A menudo se presenta una vida religiosa de velas encendidas en ambientes controlados… Paz, silencio y una luz tenue que apenas molesta. Pero, ¿qué pasa cuando llega el apagón? ¿Qué ocurre cuando la crisis vocacional, la indiferencia social o el cansancio pastoral soplan con fuerza y se siente que el interruptor del mundo se ha quedado atascado en el «off»?
La mística del incendio
No estáis llamados a ser linternas de bajo consumo que se apagan para ahorrar energía. La animación religiosa no consiste en entretener a los que ya están cómodos, sino en incendiar a los que se han quedado fríos.

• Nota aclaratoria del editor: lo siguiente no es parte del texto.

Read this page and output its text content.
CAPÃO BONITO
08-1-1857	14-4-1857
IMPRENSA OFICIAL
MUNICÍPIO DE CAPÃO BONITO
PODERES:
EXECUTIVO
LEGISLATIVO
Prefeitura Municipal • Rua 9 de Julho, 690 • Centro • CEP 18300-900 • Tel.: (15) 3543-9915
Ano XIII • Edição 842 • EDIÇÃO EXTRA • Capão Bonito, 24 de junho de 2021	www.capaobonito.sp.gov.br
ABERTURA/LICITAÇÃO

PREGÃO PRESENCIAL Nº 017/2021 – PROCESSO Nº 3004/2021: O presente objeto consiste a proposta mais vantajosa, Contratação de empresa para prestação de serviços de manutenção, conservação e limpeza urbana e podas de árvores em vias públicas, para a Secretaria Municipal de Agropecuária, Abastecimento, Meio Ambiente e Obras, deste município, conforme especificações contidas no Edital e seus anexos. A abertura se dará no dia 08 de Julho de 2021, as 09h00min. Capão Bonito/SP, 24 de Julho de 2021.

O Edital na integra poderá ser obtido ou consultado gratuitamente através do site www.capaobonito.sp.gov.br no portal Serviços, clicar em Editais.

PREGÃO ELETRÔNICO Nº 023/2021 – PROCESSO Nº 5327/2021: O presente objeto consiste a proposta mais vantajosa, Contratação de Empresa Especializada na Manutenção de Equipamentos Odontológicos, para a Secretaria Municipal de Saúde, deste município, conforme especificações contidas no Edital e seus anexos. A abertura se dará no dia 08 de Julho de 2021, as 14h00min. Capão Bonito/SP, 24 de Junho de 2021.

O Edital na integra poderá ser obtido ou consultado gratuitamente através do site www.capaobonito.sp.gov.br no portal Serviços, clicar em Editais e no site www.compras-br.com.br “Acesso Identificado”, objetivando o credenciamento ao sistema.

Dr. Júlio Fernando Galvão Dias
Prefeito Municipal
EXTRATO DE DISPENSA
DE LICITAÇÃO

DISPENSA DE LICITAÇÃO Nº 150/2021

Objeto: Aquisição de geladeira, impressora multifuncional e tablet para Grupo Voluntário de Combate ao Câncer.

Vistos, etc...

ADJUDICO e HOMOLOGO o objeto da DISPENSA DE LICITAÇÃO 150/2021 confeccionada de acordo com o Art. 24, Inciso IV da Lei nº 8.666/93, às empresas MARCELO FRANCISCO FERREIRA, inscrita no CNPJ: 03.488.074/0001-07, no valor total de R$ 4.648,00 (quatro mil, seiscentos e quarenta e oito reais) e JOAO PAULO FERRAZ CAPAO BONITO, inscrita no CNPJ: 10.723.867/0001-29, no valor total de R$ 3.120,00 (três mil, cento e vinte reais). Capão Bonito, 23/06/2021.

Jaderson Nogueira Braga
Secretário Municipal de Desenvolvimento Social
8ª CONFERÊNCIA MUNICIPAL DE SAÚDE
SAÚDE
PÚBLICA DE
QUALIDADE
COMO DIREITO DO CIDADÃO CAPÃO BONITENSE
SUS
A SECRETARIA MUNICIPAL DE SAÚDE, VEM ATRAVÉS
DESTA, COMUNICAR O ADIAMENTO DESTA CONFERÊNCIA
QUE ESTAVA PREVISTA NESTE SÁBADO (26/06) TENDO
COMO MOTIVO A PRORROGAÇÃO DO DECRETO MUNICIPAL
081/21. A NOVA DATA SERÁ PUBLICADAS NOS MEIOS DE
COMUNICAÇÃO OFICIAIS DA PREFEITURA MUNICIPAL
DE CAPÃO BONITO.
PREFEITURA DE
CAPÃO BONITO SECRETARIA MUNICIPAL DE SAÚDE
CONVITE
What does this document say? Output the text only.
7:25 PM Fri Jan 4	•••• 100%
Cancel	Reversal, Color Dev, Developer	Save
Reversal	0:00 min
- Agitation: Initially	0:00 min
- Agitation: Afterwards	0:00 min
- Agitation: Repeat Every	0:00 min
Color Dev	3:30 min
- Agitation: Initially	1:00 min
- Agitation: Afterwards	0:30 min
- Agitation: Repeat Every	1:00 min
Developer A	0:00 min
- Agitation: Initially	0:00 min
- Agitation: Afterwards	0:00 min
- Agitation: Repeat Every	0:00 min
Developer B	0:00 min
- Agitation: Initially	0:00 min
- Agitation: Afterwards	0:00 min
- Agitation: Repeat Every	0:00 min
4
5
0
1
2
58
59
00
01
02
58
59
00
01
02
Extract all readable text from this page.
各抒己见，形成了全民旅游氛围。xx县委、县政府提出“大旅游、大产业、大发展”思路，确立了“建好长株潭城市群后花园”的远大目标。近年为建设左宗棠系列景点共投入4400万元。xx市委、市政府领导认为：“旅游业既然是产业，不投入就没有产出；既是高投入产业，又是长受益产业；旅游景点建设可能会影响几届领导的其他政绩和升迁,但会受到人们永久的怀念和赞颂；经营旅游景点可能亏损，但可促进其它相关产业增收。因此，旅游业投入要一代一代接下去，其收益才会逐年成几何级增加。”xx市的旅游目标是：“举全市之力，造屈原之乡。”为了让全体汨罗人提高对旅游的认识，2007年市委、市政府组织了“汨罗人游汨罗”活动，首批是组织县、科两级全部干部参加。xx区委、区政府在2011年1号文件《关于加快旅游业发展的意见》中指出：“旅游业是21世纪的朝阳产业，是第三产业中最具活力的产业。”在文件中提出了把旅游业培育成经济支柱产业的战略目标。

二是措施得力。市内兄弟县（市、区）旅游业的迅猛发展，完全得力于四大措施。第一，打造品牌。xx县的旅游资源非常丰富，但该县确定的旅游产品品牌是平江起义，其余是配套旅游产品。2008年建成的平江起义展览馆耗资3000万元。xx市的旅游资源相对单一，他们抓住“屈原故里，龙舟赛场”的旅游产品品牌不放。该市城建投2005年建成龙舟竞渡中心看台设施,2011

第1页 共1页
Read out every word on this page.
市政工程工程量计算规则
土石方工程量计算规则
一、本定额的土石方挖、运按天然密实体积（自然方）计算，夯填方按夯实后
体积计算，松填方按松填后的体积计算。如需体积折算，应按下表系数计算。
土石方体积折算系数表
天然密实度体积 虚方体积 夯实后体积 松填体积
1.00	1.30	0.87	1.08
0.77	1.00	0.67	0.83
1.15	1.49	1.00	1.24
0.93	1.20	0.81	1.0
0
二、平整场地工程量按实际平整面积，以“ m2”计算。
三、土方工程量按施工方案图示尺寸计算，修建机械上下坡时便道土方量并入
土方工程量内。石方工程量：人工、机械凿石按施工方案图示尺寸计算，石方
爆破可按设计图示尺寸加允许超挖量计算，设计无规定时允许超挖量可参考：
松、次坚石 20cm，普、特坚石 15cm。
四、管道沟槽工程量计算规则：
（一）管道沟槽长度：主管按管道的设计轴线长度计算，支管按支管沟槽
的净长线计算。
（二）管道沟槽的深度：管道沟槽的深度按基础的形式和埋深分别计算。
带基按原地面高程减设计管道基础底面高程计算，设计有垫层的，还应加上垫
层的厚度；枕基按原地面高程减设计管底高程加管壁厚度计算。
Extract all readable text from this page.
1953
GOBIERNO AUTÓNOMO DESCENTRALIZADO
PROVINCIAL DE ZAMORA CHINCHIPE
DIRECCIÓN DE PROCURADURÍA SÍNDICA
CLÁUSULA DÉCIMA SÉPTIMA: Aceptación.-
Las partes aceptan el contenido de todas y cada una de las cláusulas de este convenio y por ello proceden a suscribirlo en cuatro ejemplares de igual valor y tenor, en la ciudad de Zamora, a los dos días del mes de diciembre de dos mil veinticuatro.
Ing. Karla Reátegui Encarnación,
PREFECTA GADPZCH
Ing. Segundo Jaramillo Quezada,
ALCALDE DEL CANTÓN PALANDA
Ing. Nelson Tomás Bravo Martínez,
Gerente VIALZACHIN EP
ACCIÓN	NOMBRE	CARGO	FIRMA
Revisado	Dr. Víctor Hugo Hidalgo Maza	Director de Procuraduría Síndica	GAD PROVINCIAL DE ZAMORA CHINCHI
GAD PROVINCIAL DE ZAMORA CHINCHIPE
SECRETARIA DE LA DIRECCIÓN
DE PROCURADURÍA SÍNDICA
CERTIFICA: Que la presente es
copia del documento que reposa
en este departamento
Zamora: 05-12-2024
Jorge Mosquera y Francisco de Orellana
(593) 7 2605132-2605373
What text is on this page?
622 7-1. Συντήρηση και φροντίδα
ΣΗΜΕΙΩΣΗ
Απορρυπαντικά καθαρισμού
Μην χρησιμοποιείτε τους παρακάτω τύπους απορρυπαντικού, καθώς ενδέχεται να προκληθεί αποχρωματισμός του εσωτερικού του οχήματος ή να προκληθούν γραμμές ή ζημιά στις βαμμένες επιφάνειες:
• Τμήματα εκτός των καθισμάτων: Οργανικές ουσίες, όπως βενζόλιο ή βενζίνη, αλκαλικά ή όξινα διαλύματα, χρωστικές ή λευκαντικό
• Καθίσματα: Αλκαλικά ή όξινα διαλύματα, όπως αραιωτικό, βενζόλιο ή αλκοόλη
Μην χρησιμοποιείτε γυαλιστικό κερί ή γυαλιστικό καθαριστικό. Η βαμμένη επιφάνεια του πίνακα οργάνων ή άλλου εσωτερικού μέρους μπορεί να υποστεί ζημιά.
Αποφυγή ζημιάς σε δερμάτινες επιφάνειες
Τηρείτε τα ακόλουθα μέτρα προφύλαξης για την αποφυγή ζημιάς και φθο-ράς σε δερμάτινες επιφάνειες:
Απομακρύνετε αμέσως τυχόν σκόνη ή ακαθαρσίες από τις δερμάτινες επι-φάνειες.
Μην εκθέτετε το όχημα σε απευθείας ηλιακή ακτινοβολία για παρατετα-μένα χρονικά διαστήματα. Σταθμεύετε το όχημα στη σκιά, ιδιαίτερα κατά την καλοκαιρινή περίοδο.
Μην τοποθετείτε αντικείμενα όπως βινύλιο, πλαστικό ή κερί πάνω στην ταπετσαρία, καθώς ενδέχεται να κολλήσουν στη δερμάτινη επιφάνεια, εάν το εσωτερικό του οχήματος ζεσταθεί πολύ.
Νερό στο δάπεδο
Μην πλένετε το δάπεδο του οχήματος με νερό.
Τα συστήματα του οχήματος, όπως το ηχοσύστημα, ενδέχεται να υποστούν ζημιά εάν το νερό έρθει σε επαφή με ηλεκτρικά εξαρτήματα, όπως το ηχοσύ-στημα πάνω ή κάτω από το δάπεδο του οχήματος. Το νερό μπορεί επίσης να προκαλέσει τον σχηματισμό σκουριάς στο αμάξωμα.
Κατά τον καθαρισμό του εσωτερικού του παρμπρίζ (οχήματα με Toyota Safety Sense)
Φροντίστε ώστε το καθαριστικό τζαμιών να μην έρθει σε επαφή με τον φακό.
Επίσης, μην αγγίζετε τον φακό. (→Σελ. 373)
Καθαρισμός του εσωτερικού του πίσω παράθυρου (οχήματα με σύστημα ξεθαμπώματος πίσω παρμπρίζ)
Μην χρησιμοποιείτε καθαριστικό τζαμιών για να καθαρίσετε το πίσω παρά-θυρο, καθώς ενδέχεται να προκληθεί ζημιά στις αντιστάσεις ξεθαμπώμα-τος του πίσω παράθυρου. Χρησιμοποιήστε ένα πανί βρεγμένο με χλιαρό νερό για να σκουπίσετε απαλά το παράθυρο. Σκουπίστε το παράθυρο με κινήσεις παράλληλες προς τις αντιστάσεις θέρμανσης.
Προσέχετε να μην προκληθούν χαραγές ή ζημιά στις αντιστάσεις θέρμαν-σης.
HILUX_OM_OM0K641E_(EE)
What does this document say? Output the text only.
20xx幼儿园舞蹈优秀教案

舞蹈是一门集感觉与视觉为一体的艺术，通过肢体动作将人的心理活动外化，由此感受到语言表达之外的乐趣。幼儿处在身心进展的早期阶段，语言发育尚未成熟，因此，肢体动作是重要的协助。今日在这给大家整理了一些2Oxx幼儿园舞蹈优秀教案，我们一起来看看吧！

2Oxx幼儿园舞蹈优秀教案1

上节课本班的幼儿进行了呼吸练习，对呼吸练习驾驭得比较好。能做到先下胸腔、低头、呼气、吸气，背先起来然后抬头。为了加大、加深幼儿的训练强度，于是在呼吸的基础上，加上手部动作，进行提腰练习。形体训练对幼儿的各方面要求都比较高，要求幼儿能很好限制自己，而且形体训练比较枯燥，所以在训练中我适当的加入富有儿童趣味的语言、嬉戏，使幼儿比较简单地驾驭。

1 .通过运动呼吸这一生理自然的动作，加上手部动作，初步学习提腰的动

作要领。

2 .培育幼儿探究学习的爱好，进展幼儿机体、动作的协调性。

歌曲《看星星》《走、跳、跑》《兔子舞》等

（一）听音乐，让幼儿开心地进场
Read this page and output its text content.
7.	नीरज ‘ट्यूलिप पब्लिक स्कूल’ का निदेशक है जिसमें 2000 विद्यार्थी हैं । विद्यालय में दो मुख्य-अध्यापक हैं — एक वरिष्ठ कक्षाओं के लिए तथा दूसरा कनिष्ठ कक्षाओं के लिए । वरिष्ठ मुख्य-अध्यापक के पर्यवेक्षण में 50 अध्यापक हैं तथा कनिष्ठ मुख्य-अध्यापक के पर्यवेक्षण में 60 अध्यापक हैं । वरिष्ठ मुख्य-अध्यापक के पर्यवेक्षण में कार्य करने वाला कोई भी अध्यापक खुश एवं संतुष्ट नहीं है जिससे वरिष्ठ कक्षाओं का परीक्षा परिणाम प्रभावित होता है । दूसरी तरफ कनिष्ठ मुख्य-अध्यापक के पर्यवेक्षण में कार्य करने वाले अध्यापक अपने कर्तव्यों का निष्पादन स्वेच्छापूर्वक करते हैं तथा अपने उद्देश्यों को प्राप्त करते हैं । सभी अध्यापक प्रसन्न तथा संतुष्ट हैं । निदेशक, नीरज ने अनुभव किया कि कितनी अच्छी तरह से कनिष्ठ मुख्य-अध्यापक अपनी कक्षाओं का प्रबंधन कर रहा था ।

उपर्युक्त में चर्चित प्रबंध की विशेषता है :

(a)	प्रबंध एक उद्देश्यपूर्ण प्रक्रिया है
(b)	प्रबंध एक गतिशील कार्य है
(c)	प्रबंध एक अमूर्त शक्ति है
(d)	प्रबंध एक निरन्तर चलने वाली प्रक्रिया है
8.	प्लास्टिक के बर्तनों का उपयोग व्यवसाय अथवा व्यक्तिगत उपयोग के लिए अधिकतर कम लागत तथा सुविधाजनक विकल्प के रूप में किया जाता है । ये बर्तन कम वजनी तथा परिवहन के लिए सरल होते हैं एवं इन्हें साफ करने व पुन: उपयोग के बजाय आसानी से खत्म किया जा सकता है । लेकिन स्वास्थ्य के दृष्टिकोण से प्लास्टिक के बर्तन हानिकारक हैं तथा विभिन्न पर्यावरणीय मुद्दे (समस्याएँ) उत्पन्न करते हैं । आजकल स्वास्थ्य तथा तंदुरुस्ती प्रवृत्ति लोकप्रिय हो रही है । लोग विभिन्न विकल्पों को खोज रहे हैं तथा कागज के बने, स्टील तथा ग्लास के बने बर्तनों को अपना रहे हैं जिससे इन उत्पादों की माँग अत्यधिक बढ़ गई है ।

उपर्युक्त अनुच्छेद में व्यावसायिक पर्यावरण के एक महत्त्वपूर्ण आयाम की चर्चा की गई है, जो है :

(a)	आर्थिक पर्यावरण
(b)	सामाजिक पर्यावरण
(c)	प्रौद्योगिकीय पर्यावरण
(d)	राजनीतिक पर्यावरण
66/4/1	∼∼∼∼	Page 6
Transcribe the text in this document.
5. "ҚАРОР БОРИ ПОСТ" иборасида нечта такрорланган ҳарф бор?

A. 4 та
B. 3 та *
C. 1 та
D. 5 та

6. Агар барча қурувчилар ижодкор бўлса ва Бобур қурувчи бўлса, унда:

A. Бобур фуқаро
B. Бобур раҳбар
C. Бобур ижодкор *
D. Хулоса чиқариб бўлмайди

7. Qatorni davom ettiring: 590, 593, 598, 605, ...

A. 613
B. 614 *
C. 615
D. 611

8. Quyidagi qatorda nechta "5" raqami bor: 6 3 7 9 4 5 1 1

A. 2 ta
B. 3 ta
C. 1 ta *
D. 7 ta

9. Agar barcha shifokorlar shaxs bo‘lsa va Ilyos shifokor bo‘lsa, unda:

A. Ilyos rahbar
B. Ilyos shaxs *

«He venido a arrojar fuego sobre la tierra, ¡y cuánto desearía que ya estuviera encendido!» (Lucas 12, 49)
Cuando todo se oscurece, la tibieza deja de ser una opción. Si el mundo apaga sus luces de neón, sus promesas vacías y sus falsas esperanzas, no se puede responder con una mueca de resignación. Es el momento de arder.
¿Qué significa «arder» hoy?
Arder en la vida religiosa no es agotarse, sino transformarse. El fuego tiene propiedades que todo animador y consagrado debe recordar:
Luz: Para ver dónde otros solo ven abismo.
Calor: Para dar refugio a los inviernos de las solitarias almas.
Purificación: Para transformar las estructuras caducas en herramientas eficaces de fe.
No esperes al amanecer, sé tú el fuego.
Si estás leyendo esto y sientes que tu entorno se ha oscurecido, que la alegría de la misión flaquea o que el ruido del mundo ha silenciado tu «sí», recuerda esto… El fuego se ve mejor en la profundidad de una noche.
No pidas que vuelva la luz de ayer. No esperes a que las circunstancias mejoren para volver a sonreír o para volver a crear. El Espíritu Santo no es una corriente eléctrica estable… Es una llama que devora lo que toca.
Cuando el mundo se apaga, no te escondas. Es la hora de arder.